If you don’t know why your newsletter exists, then you won’t know how to measure whether it’s doing its job, so you won’t know if it’s helping your business or not. Gr: you also wrote that a newsletter needs a reason for existing. In your opinion what are some reasons for a business to have a newsletter? Is there just one overall copy, or are there business-specific approaches? Jb: an inspired content strategist can come up with a dozen or more reasons to create and send a [great] Newsletter: to build warmer relationships with people; to increase brand awareness; to demonstrate thought leadership by curating and sharing the best content for x topic or industry; to offer value so that, when the time comes to sell by email, your from name is welcome in their inbox.
Newsletters should be considered, created, and gambling data india sent using the same business rigor we use for other marketing tactics. You wouldn’t run retargeting ads without a reason and without a way to measure their success. If you don’t have a reason to send a newsletter or a clue about how you’ll know if it was a success or not, don’t send one. Step back. Figure out your newsletter’s value prop and how that connects to ) your subscribers and ) your business – and then start the job of planning, writing, sending, and optimizing your newsletters for your business.

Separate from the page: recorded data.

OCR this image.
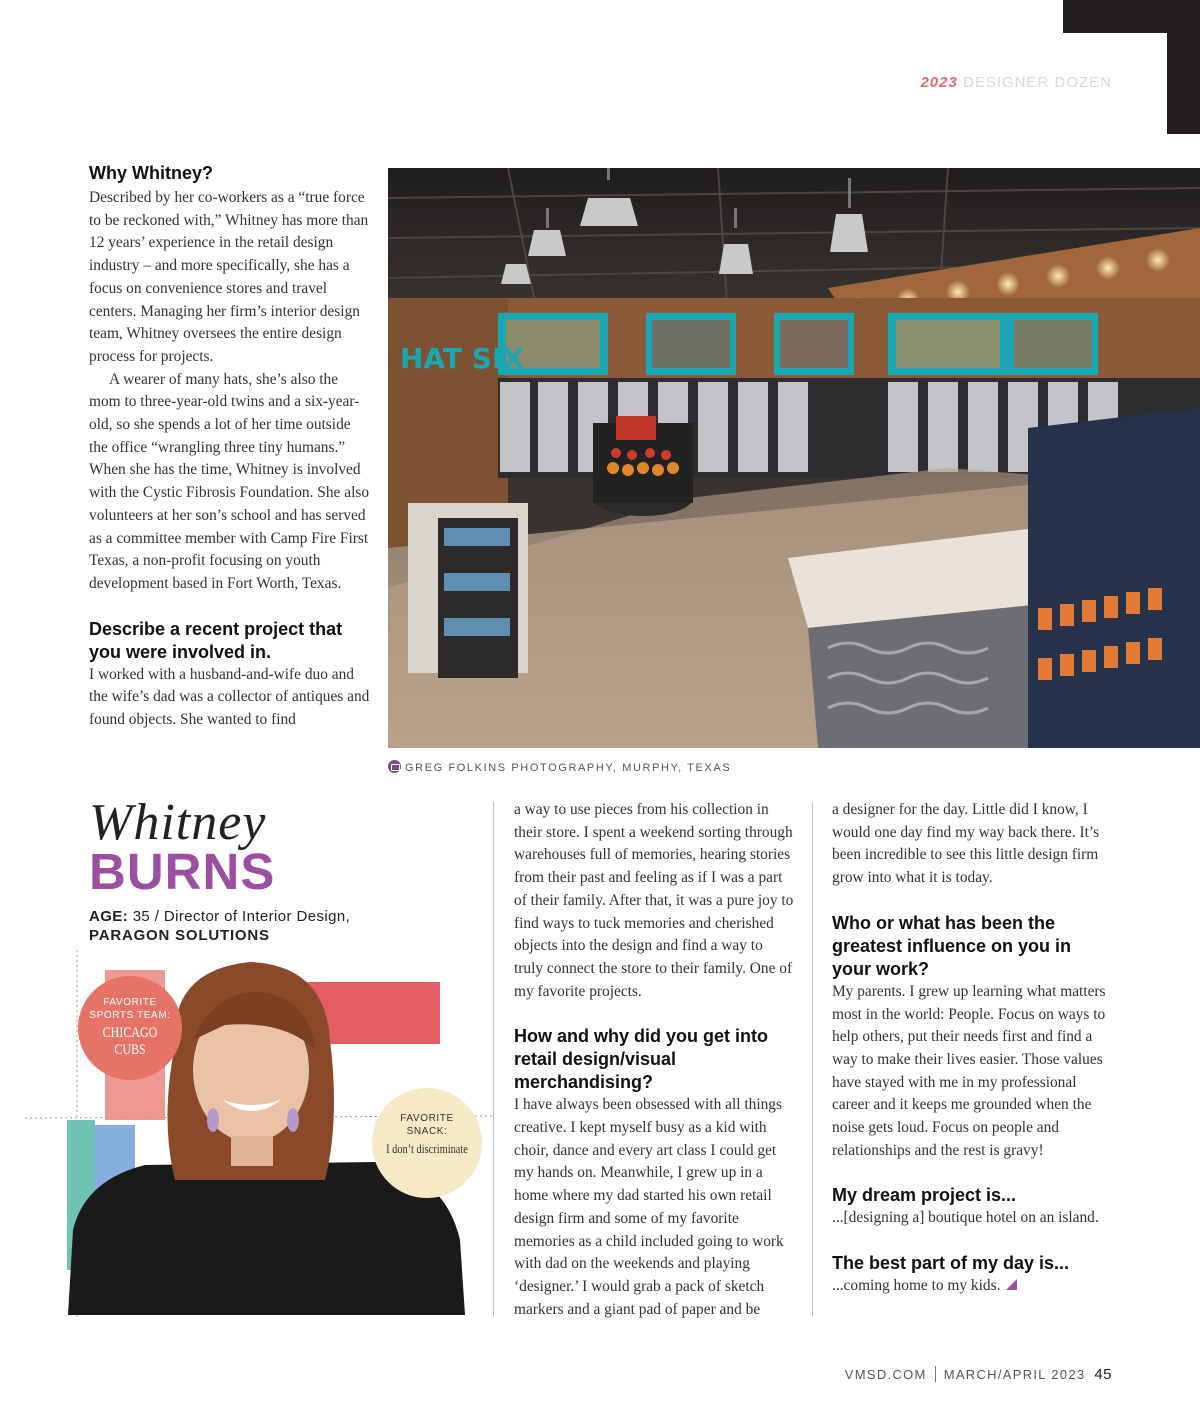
2023 DESIGNER DOZEN
Why Whitney?

Described by her co-workers as a “true force to be reckoned with,” Whitney has more than 12 years’ experience in the retail design industry – and more specifically, she has a focus on convenience stores and travel centers. Managing her firm’s interior design team, Whitney oversees the entire design process for projects.

A wearer of many hats, she’s also the mom to three-year-old twins and a six-year-old, so she spends a lot of her time outside the office “wrangling three tiny humans.” When she has the time, Whitney is involved with the Cystic Fibrosis Foundation. She also volunteers at her son’s school and has served as a committee member with Camp Fire First Texas, a non-profit focusing on youth development based in Fort Worth, Texas.

Describe a recent project that you were involved in.

I worked with a husband-and-wife duo and the wife’s dad was a collector of antiques and found objects. She wanted to find

HAT SIX
GREG FOLKINS PHOTOGRAPHY, MURPHY, TEXAS
Whitney
BURNS
AGE: 35 / Director of Interior Design,
PARAGON SOLUTIONS
FAVORITE
SPORTS TEAM:
CHICAGO CUBS
FAVORITE
SNACK:
I don’t discriminate

a way to use pieces from his collection in their store. I spent a weekend sorting through warehouses full of memories, hearing stories from their past and feeling as if I was a part of their family. After that, it was a pure joy to find ways to tuck memories and cherished objects into the design and find a way to truly connect the store to their family. One of my favorite projects.

How and why did you get into retail design/visual merchandising?

I have always been obsessed with all things creative. I kept myself busy as a kid with choir, dance and every art class I could get my hands on. Meanwhile, I grew up in a home where my dad started his own retail design firm and some of my favorite memories as a child included going to work with dad on the weekends and playing ‘designer.’ I would grab a pack of sketch markers and a giant pad of paper and be

a designer for the day. Little did I know, I would one day find my way back there. It’s been incredible to see this little design firm grow into what it is today.

Who or what has been the greatest influence on you in your work?

My parents. I grew up learning what matters most in the world: People. Focus on ways to help others, put their needs first and find a way to make their lives easier. Those values have stayed with me in my professional career and it keeps me grounded when the noise gets loud. Focus on people and relationships and the rest is gravy!

My dream project is...

...[designing a] boutique hotel on an island.

The best part of my day is...

...coming home to my kids.

VMSD.COM MARCH/APRIL 2023 45
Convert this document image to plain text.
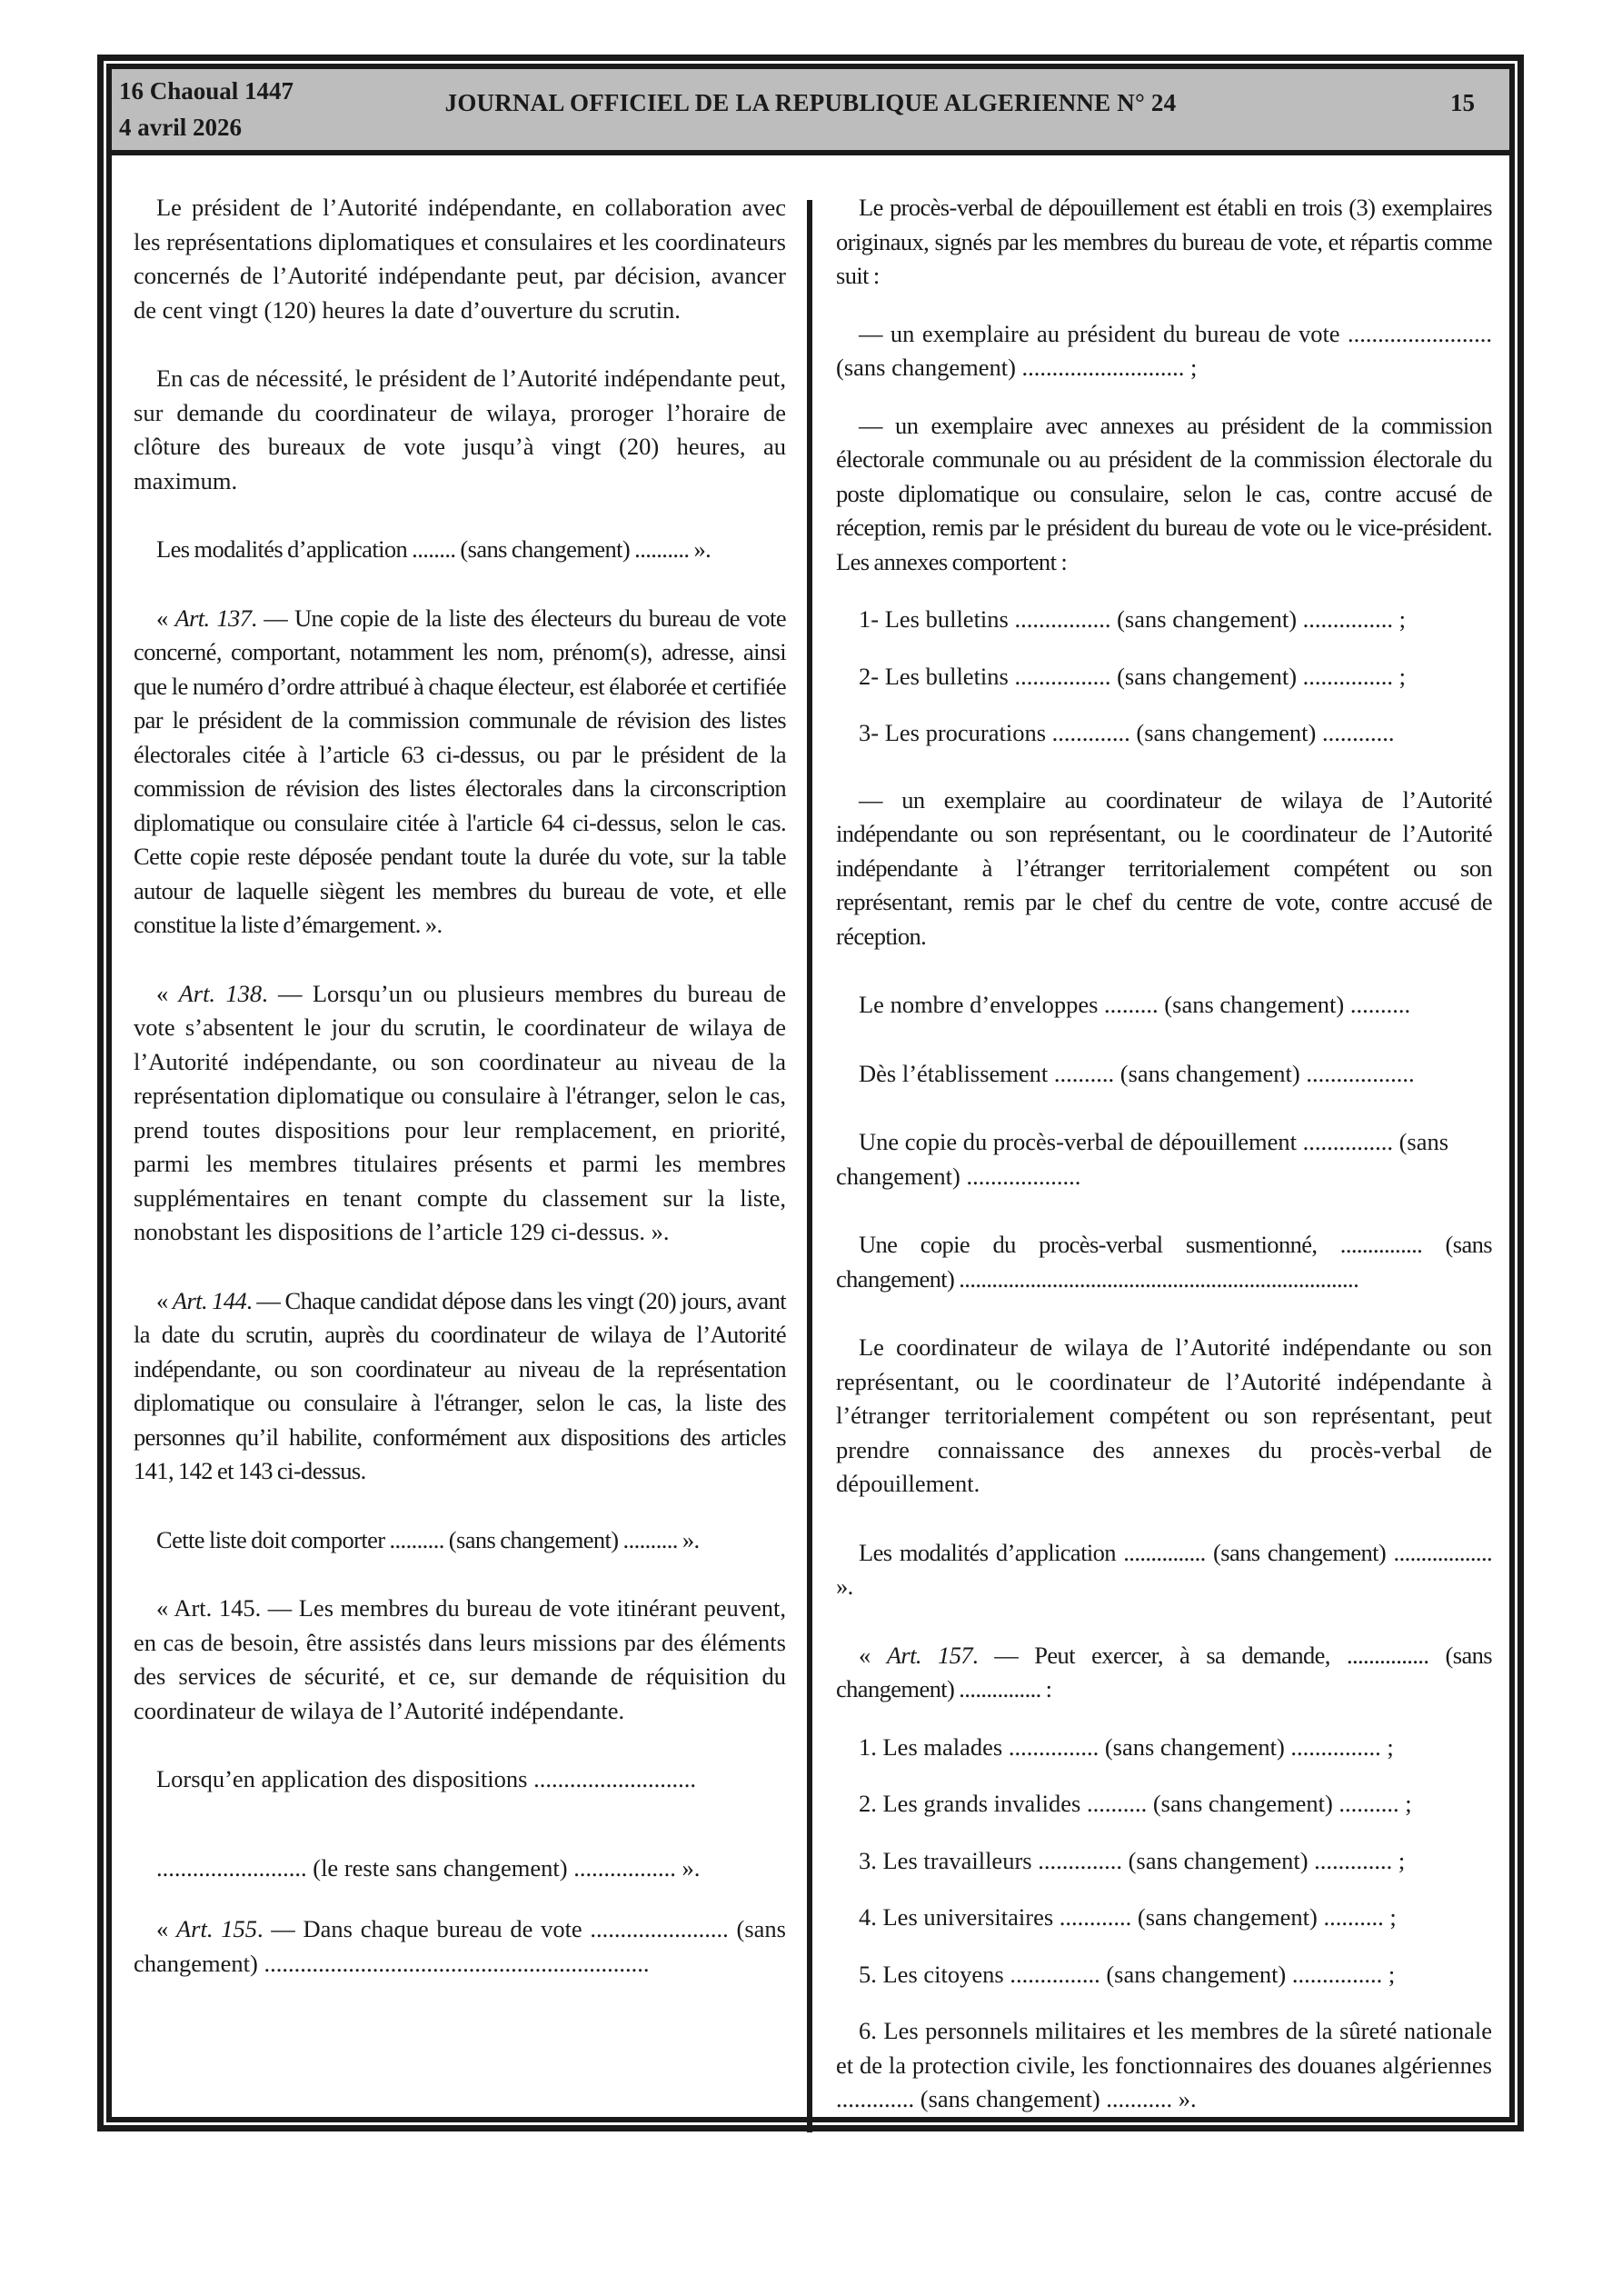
16 Chaoual 1447
4 avril 2026
JOURNAL OFFICIEL DE LA REPUBLIQUE ALGERIENNE N° 24	15

Le président de l’Autorité indépendante, en collaboration avec les représentations diplomatiques et consulaires et les coordinateurs concernés de l’Autorité indépendante peut, par décision, avancer de cent vingt (120) heures la date d’ouverture du scrutin.

En cas de nécessité, le président de l’Autorité indépendante peut, sur demande du coordinateur de wilaya, proroger l’horaire de clôture des bureaux de vote jusqu’à vingt (20) heures, au maximum.

Les modalités d’application ........ (sans changement) .......... ».

« Art. 137. — Une copie de la liste des électeurs du bureau de vote concerné, comportant, notamment les nom, prénom(s), adresse, ainsi que le numéro d’ordre attribué à chaque électeur, est élaborée et certifiée par le président de la commission communale de révision des listes électorales citée à l’article 63 ci-dessus, ou par le président de la commission de révision des listes électorales dans la circonscription diplomatique ou consulaire citée à l'article 64 ci-dessus, selon le cas. Cette copie reste déposée pendant toute la durée du vote, sur la table autour de laquelle siègent les membres du bureau de vote, et elle constitue la liste d’émargement. ».

« Art. 138. — Lorsqu’un ou plusieurs membres du bureau de vote s’absentent le jour du scrutin, le coordinateur de wilaya de l’Autorité indépendante, ou son coordinateur au niveau de la représentation diplomatique ou consulaire à l'étranger, selon le cas, prend toutes dispositions pour leur remplacement, en priorité, parmi les membres titulaires présents et parmi les membres supplémentaires en tenant compte du classement sur la liste, nonobstant les dispositions de l’article 129 ci-dessus. ».

« Art. 144. — Chaque candidat dépose dans les vingt (20) jours, avant la date du scrutin, auprès du coordinateur de wilaya de l’Autorité indépendante, ou son coordinateur au niveau de la représentation diplomatique ou consulaire à l'étranger, selon le cas, la liste des personnes qu’il habilite, conformément aux dispositions des articles 141, 142 et 143 ci-dessus.

Cette liste doit comporter .......... (sans changement) .......... ».

« Art. 145. — Les membres du bureau de vote itinérant peuvent, en cas de besoin, être assistés dans leurs missions par des éléments des services de sécurité, et ce, sur demande de réquisition du coordinateur de wilaya de l’Autorité indépendante.

Lorsqu’en application des dispositions ...........................

......................... (le reste sans changement) ................. ».

« Art. 155. — Dans chaque bureau de vote ....................... (sans changement) ................................................................

Le procès-verbal de dépouillement est établi en trois (3) exemplaires originaux, signés par les membres du bureau de vote, et répartis comme suit :

— un exemplaire au président du bureau de vote ........................ (sans changement) ........................... ;

— un exemplaire avec annexes au président de la commission électorale communale ou au président de la commission électorale du poste diplomatique ou consulaire, selon le cas, contre accusé de réception, remis par le président du bureau de vote ou le vice-président. Les annexes comportent :

1- Les bulletins ................ (sans changement) ............... ;

2- Les bulletins ................ (sans changement) ............... ;

3- Les procurations ............. (sans changement) ............

— un exemplaire au coordinateur de wilaya de l’Autorité indépendante ou son représentant, ou le coordinateur de l’Autorité indépendante à l’étranger territorialement compétent ou son représentant, remis par le chef du centre de vote, contre accusé de réception.

Le nombre d’enveloppes ......... (sans changement) ..........

Dès l’établissement .......... (sans changement) ..................

Une copie du procès-verbal de dépouillement ............... (sans changement) ...................

Une copie du procès-verbal susmentionné, ............... (sans changement) .........................................................................

Le coordinateur de wilaya de l’Autorité indépendante ou son représentant, ou le coordinateur de l’Autorité indépendante à l’étranger territorialement compétent ou son représentant, peut prendre connaissance des annexes du procès-verbal de dépouillement.

Les modalités d’application ............... (sans changement) .................. ».

« Art. 157. — Peut exercer, à sa demande, ............... (sans changement) ............... :

1. Les malades ............... (sans changement) ............... ;

2. Les grands invalides .......... (sans changement) .......... ;

3. Les travailleurs .............. (sans changement) ............. ;

4. Les universitaires ............ (sans changement) .......... ;

5. Les citoyens ............... (sans changement) ............... ;

6. Les personnels militaires et les membres de la sûreté nationale et de la protection civile, les fonctionnaires des douanes algériennes ............. (sans changement) ........... ».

Gr: what do you think is the most frequent email copy mistake that marketers make? Our readers are always looking for specific patterns that marketers think are right, but might not necessarily be as good as they thought. Jb: the biggest problem may be trying to make a newsletter look, somehow, like a website. They’ll use a two-column layout with images squished into one side and tiny text squished into the other side; they’ll put a big banner at the top and find a way to stack three more banners at the bottom.